Matthew Lustig, managing director and acting chief executive officer of the Lazard real estate funds, said 21/2 months after Mr. Solomon was ousted, Lazard made a "picture perfect" capital call for $355 million.
"All the money came in either early or on time, and we were very pleased," Mr. Lustig said.
People with knowledge of the matter said the $800 million LF Strategic Realty Investors I is 90% invested, and the $1.52 billion LF Strategic Realty Investors II has invested $1.3 billion to date.
Mr. Solomon ran Lazard Freres' real estate business for 11 years, and raised billions from the nation's biggest pension funds. He was ousted in April, reportedly over differences in how the funds should be invested, and the valuations of those investments.
Neither Mr. Solomon nor Lazard executives would discuss the reasons. Nor would Lazard say how the funds have performed in 1999.
But sources said Lazard has been making accounting changes in the way it values its real estate investments, marking the public investments to market, which made the first-quarter performance reports look bad because of a lagging real estate market.

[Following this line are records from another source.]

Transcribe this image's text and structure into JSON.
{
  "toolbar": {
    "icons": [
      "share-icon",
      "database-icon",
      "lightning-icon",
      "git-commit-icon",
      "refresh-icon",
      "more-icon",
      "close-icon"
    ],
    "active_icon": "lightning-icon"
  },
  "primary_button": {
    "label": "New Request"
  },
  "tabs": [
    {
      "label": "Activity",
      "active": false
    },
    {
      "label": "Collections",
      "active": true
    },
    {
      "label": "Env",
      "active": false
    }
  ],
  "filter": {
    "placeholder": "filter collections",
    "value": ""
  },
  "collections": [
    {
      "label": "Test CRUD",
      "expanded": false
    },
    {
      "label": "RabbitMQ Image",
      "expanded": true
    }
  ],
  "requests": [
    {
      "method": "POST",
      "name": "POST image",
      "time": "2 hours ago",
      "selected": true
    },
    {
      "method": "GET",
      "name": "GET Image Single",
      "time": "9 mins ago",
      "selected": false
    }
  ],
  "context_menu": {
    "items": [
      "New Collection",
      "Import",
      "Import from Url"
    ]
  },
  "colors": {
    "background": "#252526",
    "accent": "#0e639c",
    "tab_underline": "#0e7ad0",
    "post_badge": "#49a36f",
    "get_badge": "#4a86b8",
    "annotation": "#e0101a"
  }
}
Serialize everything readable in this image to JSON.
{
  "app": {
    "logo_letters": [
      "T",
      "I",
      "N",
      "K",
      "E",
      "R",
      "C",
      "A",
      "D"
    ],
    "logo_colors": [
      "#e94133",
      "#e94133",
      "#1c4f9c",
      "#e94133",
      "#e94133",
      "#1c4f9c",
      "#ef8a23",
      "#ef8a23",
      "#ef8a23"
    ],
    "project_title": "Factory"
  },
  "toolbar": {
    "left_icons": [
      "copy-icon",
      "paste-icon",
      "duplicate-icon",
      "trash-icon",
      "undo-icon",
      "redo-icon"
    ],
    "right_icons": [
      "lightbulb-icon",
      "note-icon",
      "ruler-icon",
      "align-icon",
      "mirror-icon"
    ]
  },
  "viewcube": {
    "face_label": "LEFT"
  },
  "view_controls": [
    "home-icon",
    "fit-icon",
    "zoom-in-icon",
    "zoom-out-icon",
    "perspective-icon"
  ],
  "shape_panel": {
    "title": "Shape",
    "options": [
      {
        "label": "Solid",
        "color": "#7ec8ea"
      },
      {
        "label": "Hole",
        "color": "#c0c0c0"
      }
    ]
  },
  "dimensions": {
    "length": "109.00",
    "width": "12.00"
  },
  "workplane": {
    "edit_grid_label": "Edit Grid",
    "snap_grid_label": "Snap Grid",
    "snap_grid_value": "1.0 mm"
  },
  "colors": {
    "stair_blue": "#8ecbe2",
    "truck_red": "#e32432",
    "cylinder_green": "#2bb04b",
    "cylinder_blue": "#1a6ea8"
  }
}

No change has yet been made in the valuation of the private investments.
A major concern for the partners is the management changes. Mr. Lustig said Lazard has been conducting a search to find a successor to Mr. Solomon, in hopes of naming him or her by the end of the summer.
Tom Hassard, manager of the real estate program at the $34 billion Virginia Retirement Systems, Richmond, said the system has funded about 90% of its commitment to LF II at this point. "We're concerned when personnel comes and goes, and we expect them to manage it," he emphasized. He added that as far as he can tell, there is no contract escape clause.
Patrick Mitchell, chief investment officer at the $101 billion California State Teachers' Retirement System, Sacramento, concurred, saying the limited partners are legally bound to continue their contracts with Lazard. CalSTRS invested only in the first fund, and the entire $150 million commitment has been funded, Mr. Mitchell said.
A limited partner who had attended investor meetings said there had been a power struggle between Mr. Solomon and the top brass at Lazard. He recalled that at one meeting, Lazard executives had shown charts illustrating how Mr. Solomon had committed $1.608 billion to investments when he only had $1.52 billion available to spend. "In a technical sense he overcommitted," the limited partner said.
But another limited partner said the fund was allowed to leverage up to 60%, so it could overcommit on investments. "This kind of thing occurs every day in these opportunity funds," he said.
Another member of the real estate team, Murry Gunty, also was terminated, while a third, Rob Freeman, resigned.
Many limited partners who were fans of Mr. Solomon's were dismayed that he was gone, and so quickly.
After the ouster, Mr. Solomon sued Lazard for breach of fiduciary duty and defamation of character. In June, the parties settled, but terms were not disclosed.
In addition to those that were mentioned above, limited partners in the Lazard funds include Aluminum Co. of America; Allstate Corp.; AT&T Co.; Bell Atlantic Master Trust; Chase Capital Partners; Chrysler Corp.; Public Employees Retirement Association of Colorado; Government of Singapore Investment Corp.; IBM Corp.; Illinois Municipal Retirement Fund; Illinois State Board of Investment; New York State Common Retirement Fund; Polaroid Corp.; Utah State Retirement System; State of Wisconsin Investment Board; and the International Bank for Reconstruction and Development.